The below code does not work. When I debugged it I found out (as much as I can understand) that Node a(n, head) is allocated at the same address in the memory every time so the a stores pointer to itself. If someone can explain to me, it would be of great help.
class Node {
public:
int val;
Node *next;
Node(int n, Node *ptr = NULL) {
val = n;
next = ptr;
}
};
class LinkList {
Node *head = NULL;
public:
void insertNode(int n) {
Node a(n, head);
head = &a;
}
void print() {
Node* ptr = head;
while (ptr != NULL) {
cout << ptr->val << endl;
ptr = ptr -> next;
}
}
};
int main() {
LinkList a;
a.insertNode(3);
a.insertNode(4);
a.print();
return 0;
}
CodePudding user response:
No, the same memory is not allocated to all objects of a class... but the same memory is allocated for the local variables of every function.
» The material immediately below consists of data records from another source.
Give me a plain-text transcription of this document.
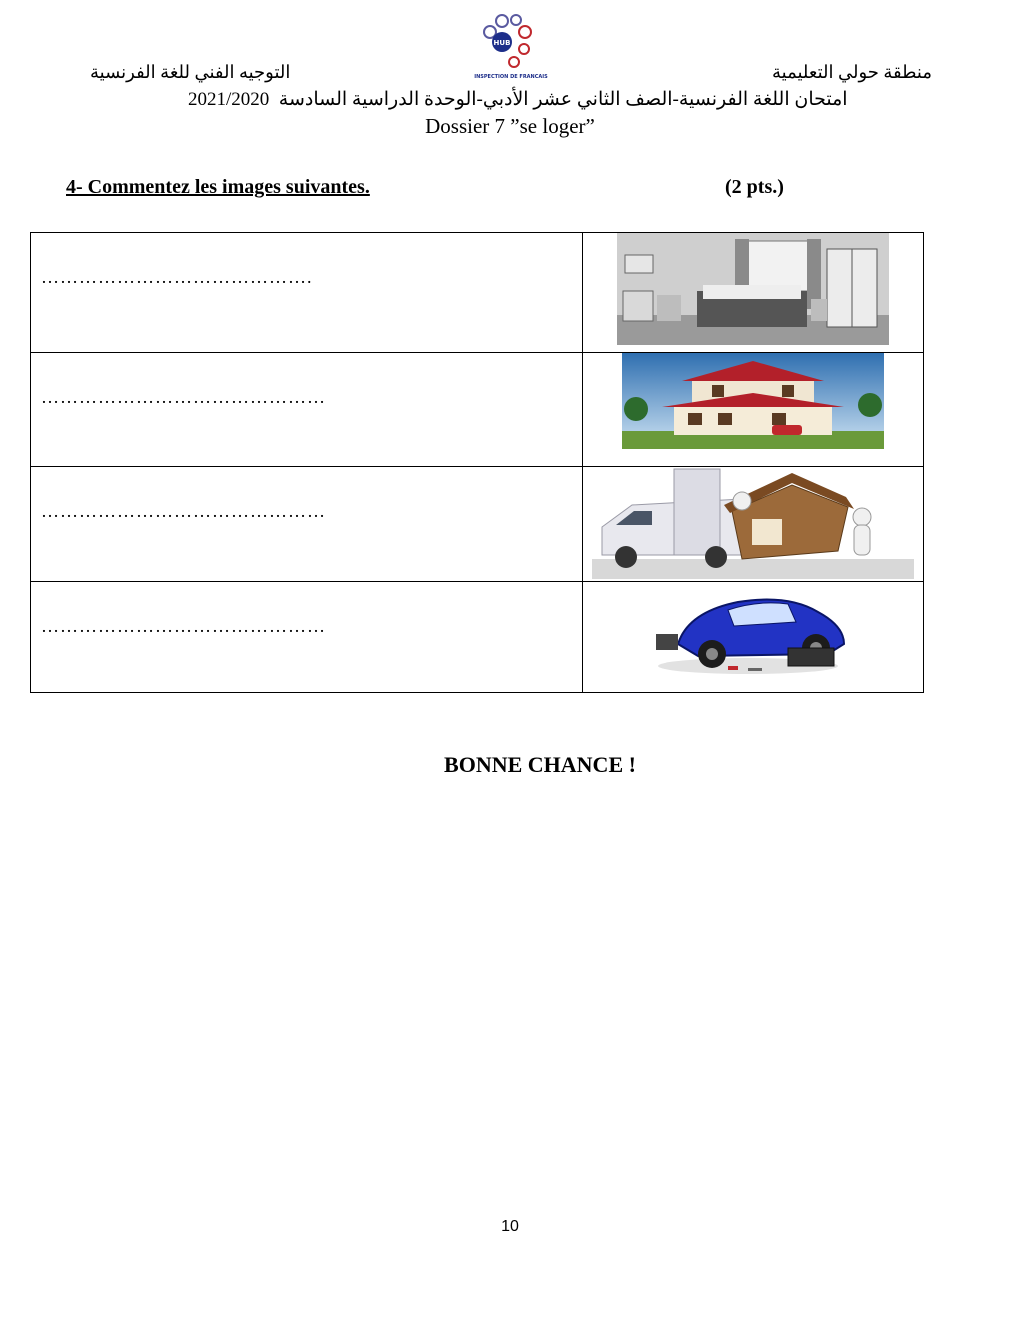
HUB
INSPECTION DE FRANCAIS
التوجيه الفني للغة الفرنسية	منطقة حولي التعليمية
2021/2020 امتحان اللغة الفرنسية-الصف الثاني عشر الأدبي-الوحدة الدراسية السادسة
Dossier 7 ”se loger”
4- Commentez les images suivantes.	(2 pts.)
…………………………………….

………………………………………

………………………………………

………………………………………

BONNE CHANCE !
10
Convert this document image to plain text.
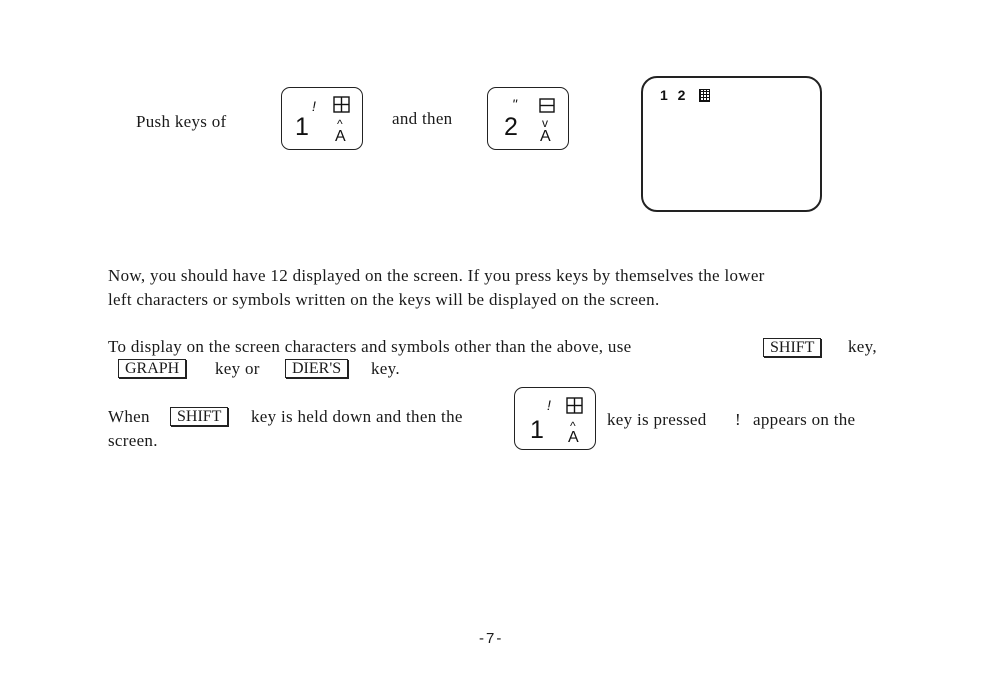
Push keys of	1
!
^
A
and then 2
"
v
A
1 2
Now, you should have 12 displayed on the screen. If you press keys by themselves the lower
left characters or symbols written on the keys will be displayed on the screen.
To display on the screen characters and symbols other than the above, use	SHIFT	key,
GRAPH	key or	DIER'S	key.
When	SHIFT	key is held down and then the	1
!
^
A
key is pressed ! appears on the
screen.
-7-
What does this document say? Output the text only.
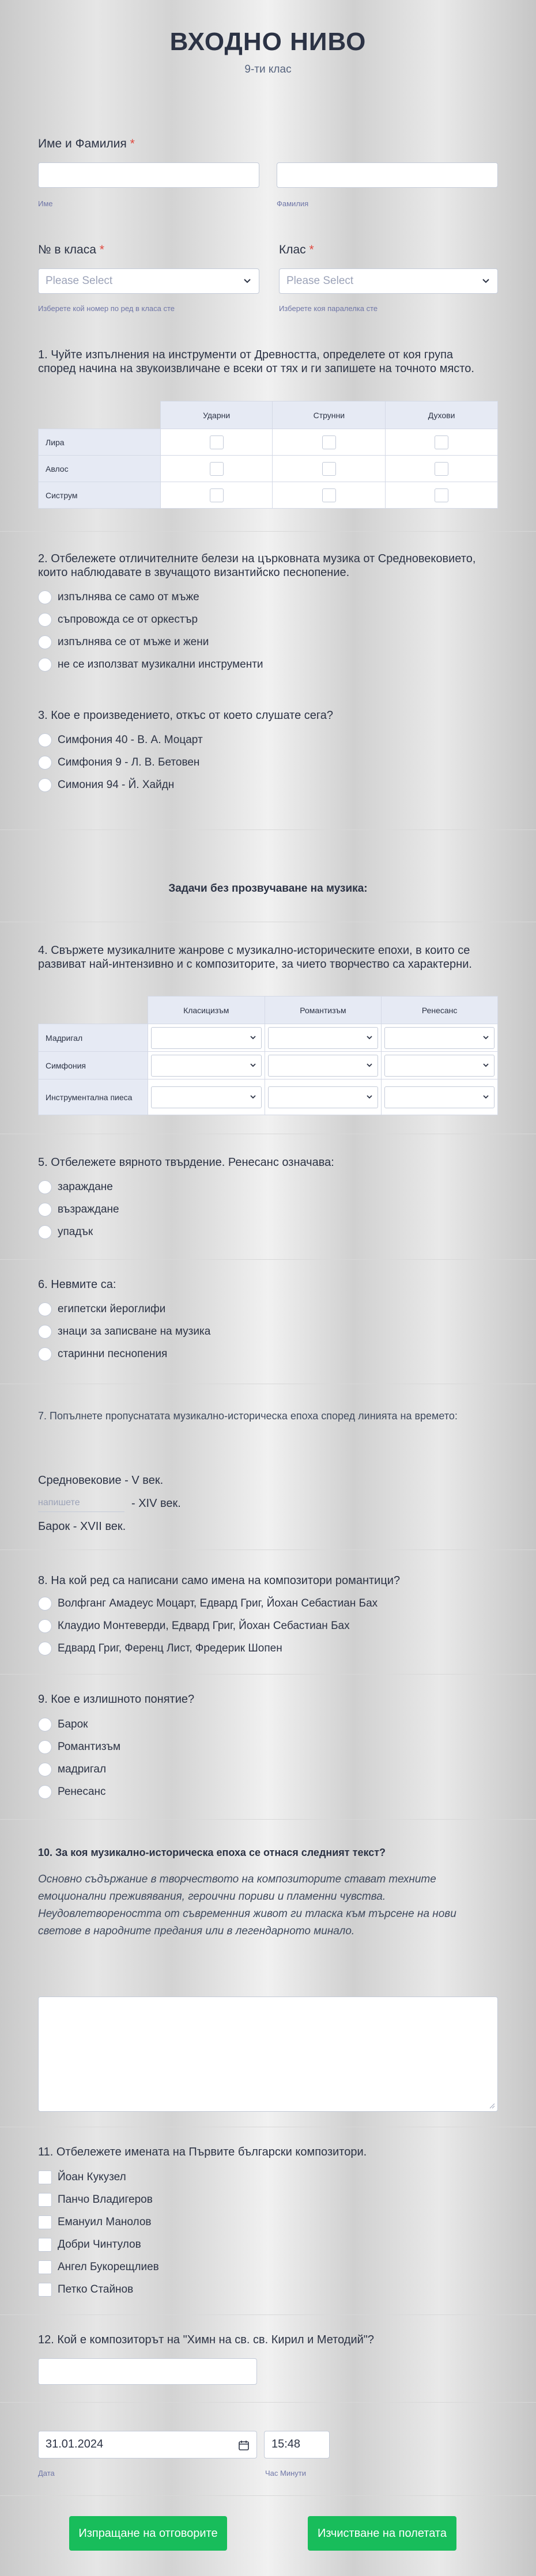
ВХОДНО НИВО
9-ти клас
Име и Фамилия *
Име	Фамилия
№ в класа *	Клас *
Please Select	Please Select
Изберете кой номер по ред в класа сте	Изберете коя паралелка сте
1. Чуйте изпълнения на инструменти от Древността, определете от коя група според начина на звукоизвличане е всеки от тях и ги запишете на точното място.
	Ударни	Струнни	Духови
Лира			
Авлос			
Систрум			
2. Отбележете отличителните белези на църковната музика от Средновековието, които наблюдавате в звучащото византийско песнопение.
изпълнява се само от мъже
съпровожда се от оркестър
изпълнява се от мъже и жени
не се използват музикални инструменти
3. Кое е произведението, откъс от което слушате сега?
Симфония 40 - В. А. Моцарт
Симфония 9 - Л. В. Бетовен
Симония 94 - Й. Хайдн
Задачи без прозвучаване на музика:
4. Свържете музикалните жанрове с музикално-историческите епохи, в които се развиват най-интензивно и с композиторите, за чието творчество са характерни.
	Класицизъм	Романтизъм	Ренесанс
Мадригал	

Симфония	

Инструментална пиеса	

5. Отбележете вярното твърдение. Ренесанс означава:
зараждане
възраждане
упадък
6. Невмите са:
египетски йероглифи
знаци за записване на музика
старинни песнопения
7. Попълнете пропуснатата музикално-историческа епоха според линията на времето:
Средновековие - V век.
напишете	- XIV век.
Барок - XVII век.
8. На кой ред са написани само имена на композитори романтици?
Волфганг Амадеус Моцарт, Едвард Григ, Йохан Себастиан Бах
Клаудио Монтеверди, Едвард Григ, Йохан Себастиан Бах
Едвард Григ, Ференц Лист, Фредерик Шопен
9. Кое е излишното понятие?
Барок
Романтизъм
мадригал
Ренесанс
10. За коя музикално-историческа епоха се отнася следният текст?
Основно съдържание в творчеството на композиторите стават техните емоционални преживявания, героични пориви и пламенни чувства. Неудовлетвореността от съвременния живот ги тласка към търсене на нови светове в народните предания или в легендарното минало.
11. Отбележете имената на Първите български композитори.
Йоан Кукузел
Панчо Владигеров
Емануил Манолов
Добри Чинтулов
Ангел Букорещлиев
Петко Стайнов
12. Кой е композиторът на "Химн на св. св. Кирил и Методий"?
31.01.2024	15:48
Дата	Час Минути
Изпращане на отговорите	Изчистване на полетата
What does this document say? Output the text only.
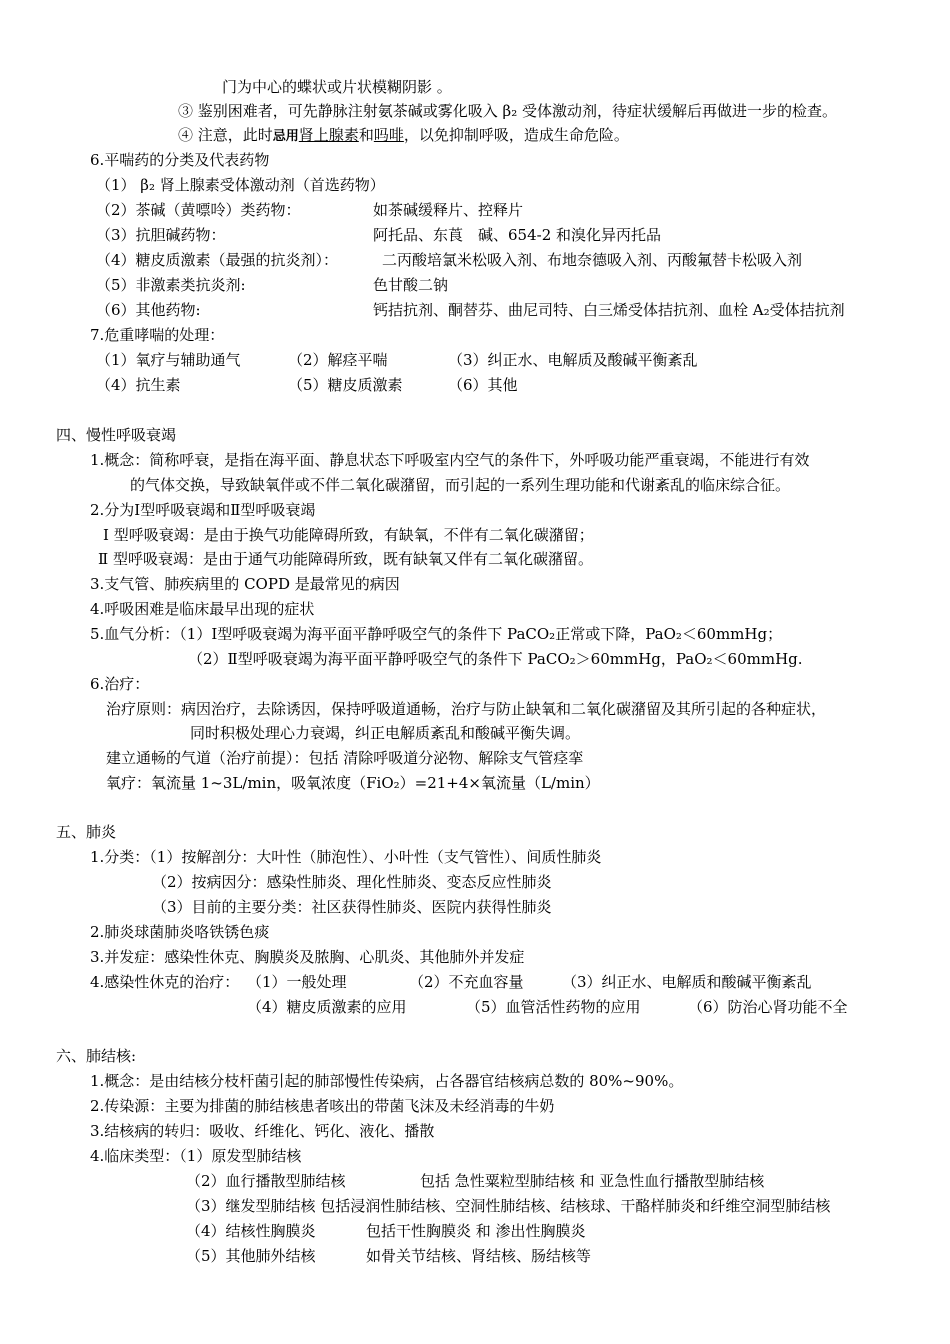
门为中心的蝶状或片状模糊阴影 。
③ 鉴别困难者，可先静脉注射氨茶碱或雾化吸入 β₂ 受体激动剂，待症状缓解后再做进一步的检查。
④ 注意，此时忌用肾上腺素和吗啡，以免抑制呼吸，造成生命危险。
6.平喘药的分类及代表药物
（1） β₂ 肾上腺素受体激动剂（首选药物）
（2）茶碱（黄嘌呤）类药物：	如茶碱缓释片、控释片
（3）抗胆碱药物：	阿托品、东莨　碱、654-2 和溴化异丙托品
（4）糖皮质激素（最强的抗炎剂）：	二丙酸培氯米松吸入剂、布地奈德吸入剂、丙酸氟替卡松吸入剂
（5）非激素类抗炎剂:	色甘酸二钠
（6）其他药物:	钙拮抗剂、酮替芬、曲尼司特、白三烯受体拮抗剂、血栓 A₂受体拮抗剂
7.危重哮喘的处理：
（1）氧疗与辅助通气	（2）解痉平喘	（3）纠正水、电解质及酸碱平衡紊乱
（4）抗生素	（5）糖皮质激素	（6）其他
四、慢性呼吸衰竭
1.概念：简称呼衰，是指在海平面、静息状态下呼吸室内空气的条件下，外呼吸功能严重衰竭，不能进行有效
的气体交换，导致缺氧伴或不伴二氧化碳潴留，而引起的一系列生理功能和代谢紊乱的临床综合征。
2.分为Ⅰ型呼吸衰竭和Ⅱ型呼吸衰竭
Ⅰ 型呼吸衰竭：是由于换气功能障碍所致，有缺氧，不伴有二氧化碳潴留；
Ⅱ 型呼吸衰竭：是由于通气功能障碍所致，既有缺氧又伴有二氧化碳潴留。
3.支气管、肺疾病里的 COPD 是最常见的病因
4.呼吸困难是临床最早出现的症状
5.血气分析：（1）Ⅰ型呼吸衰竭为海平面平静呼吸空气的条件下 PaCO₂正常或下降，PaO₂＜60mmHg；
（2）Ⅱ型呼吸衰竭为海平面平静呼吸空气的条件下 PaCO₂＞60mmHg，PaO₂＜60mmHg.
6.治疗：
治疗原则：病因治疗，去除诱因，保持呼吸道通畅，治疗与防止缺氧和二氧化碳潴留及其所引起的各种症状，
同时积极处理心力衰竭，纠正电解质紊乱和酸碱平衡失调。
建立通畅的气道（治疗前提）：包括 清除呼吸道分泌物、解除支气管痉挛
氧疗：氧流量 1~3L/min，吸氧浓度（FiO₂）=21+4×氧流量（L/min）
五、肺炎
1.分类：（1）按解剖分：大叶性（肺泡性）、小叶性（支气管性）、间质性肺炎
（2）按病因分：感染性肺炎、理化性肺炎、变态反应性肺炎
（3）目前的主要分类：社区获得性肺炎、医院内获得性肺炎
2.肺炎球菌肺炎咯铁锈色痰
3.并发症：感染性休克、胸膜炎及脓胸、心肌炎、其他肺外并发症
4.感染性休克的治疗： （1）一般处理	（2）不充血容量	（3）纠正水、电解质和酸碱平衡紊乱
（4）糖皮质激素的应用	（5）血管活性药物的应用	（6）防治心肾功能不全
六、肺结核:
1.概念：是由结核分枝杆菌引起的肺部慢性传染病，占各器官结核病总数的 80%~90%。
2.传染源：主要为排菌的肺结核患者咳出的带菌飞沫及未经消毒的牛奶
3.结核病的转归：吸收、纤维化、钙化、液化、播散
4.临床类型：（1）原发型肺结核
（2）血行播散型肺结核	包括 急性粟粒型肺结核 和 亚急性血行播散型肺结核
（3）继发型肺结核 包括浸润性肺结核、空洞性肺结核、结核球、干酪样肺炎和纤维空洞型肺结核
（4）结核性胸膜炎	包括干性胸膜炎 和 渗出性胸膜炎
（5）其他肺外结核	如骨关节结核、肾结核、肠结核等
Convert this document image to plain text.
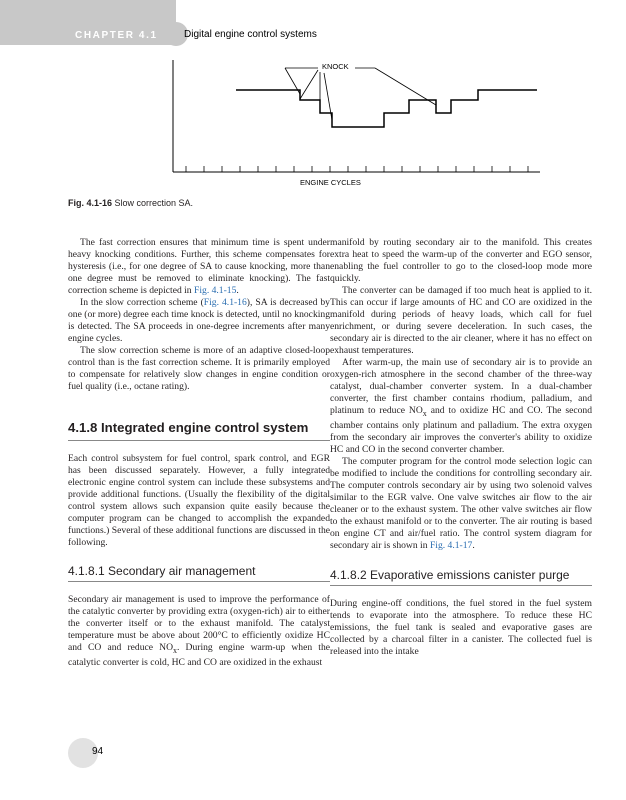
CHAPTER 4.1	Digital engine control systems
KNOCK
ENGINE CYCLES
Fig. 4.1-16 Slow correction SA.

The fast correction ensures that minimum time is spent under heavy knocking conditions. Further, this scheme compensates for hysteresis (i.e., for one degree of SA to cause knocking, more than one degree must be removed to eliminate knocking). The fast correction scheme is depicted in Fig. 4.1-15.

In the slow correction scheme (Fig. 4.1-16), SA is decreased by one (or more) degree each time knock is detected, until no knocking is detected. The SA proceeds in one-degree increments after many engine cycles.

The slow correction scheme is more of an adaptive closed-loop control than is the fast correction scheme. It is primarily employed to compensate for relatively slow changes in engine condition or fuel quality (i.e., octane rating).

4.1.8 Integrated engine control system

Each control subsystem for fuel control, spark control, and EGR has been discussed separately. However, a fully integrated electronic engine control system can include these subsystems and provide additional functions. (Usually the flexibility of the digital control system allows such expansion quite easily because the computer program can be changed to accomplish the expanded functions.) Several of these additional functions are discussed in the following.

4.1.8.1 Secondary air management

Secondary air management is used to improve the performance of the catalytic converter by providing extra (oxygen-rich) air to either the converter itself or to the exhaust manifold. The catalyst temperature must be above about 200°C to efficiently oxidize HC and CO and reduce $NO_x$. During engine warm-up when the catalytic converter is cold, HC and CO are oxidized in the exhaust

manifold by routing secondary air to the manifold. This creates extra heat to speed the warm-up of the converter and EGO sensor, enabling the fuel controller to go to the closed-loop mode more quickly.

The converter can be damaged if too much heat is applied to it. This can occur if large amounts of HC and CO are oxidized in the manifold during periods of heavy loads, which call for fuel enrichment, or during severe deceleration. In such cases, the secondary air is directed to the air cleaner, where it has no effect on exhaust temperatures.

After warm-up, the main use of secondary air is to provide an oxygen-rich atmosphere in the second chamber of the three-way catalyst, dual-chamber converter system. In a dual-chamber converter, the first chamber contains rhodium, palladium, and platinum to reduce $NO_x$ and to oxidize HC and CO. The second chamber contains only platinum and palladium. The extra oxygen from the secondary air improves the converter's ability to oxidize HC and CO in the second converter chamber.

The computer program for the control mode selection logic can be modified to include the conditions for controlling secondary air. The computer controls secondary air by using two solenoid valves similar to the EGR valve. One valve switches air flow to the air cleaner or to the exhaust system. The other valve switches air flow to the exhaust manifold or to the converter. The air routing is based on engine CT and air/fuel ratio. The control system diagram for secondary air is shown in Fig. 4.1-17.

4.1.8.2 Evaporative emissions canister purge

During engine-off conditions, the fuel stored in the fuel system tends to evaporate into the atmosphere. To reduce these HC emissions, the fuel tank is sealed and evaporative gases are collected by a charcoal filter in a canister. The collected fuel is released into the intake

94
Once a function returns, all its local variables are destroyed, so its local variable memory is now unused, and the next function call will use it for its local variables. Hence every time you call insertNode it uses the same memory to hold a. And when you call print, it uses that same memory to hold ptr.
This is just what usually happens. Not all compilers do it the same way, so you can't rely on it. And if you had extra function calls between main and insertNode then insertNode's variables wouldn't get the same addresses as they do when main calls insertNode directly.
Also note that because you aren't allowed to use pointers to variables that were already destroyed, the optimizer is allowed to guess that when you use a pointer, it points to a variable that hasn't been destroyed, and sometimes this causes really weird behaviour. So you mustn't use pointers to destroyed variables, ever, even if you would be okay with getting the wrong data. The technical term is undefined behaviour.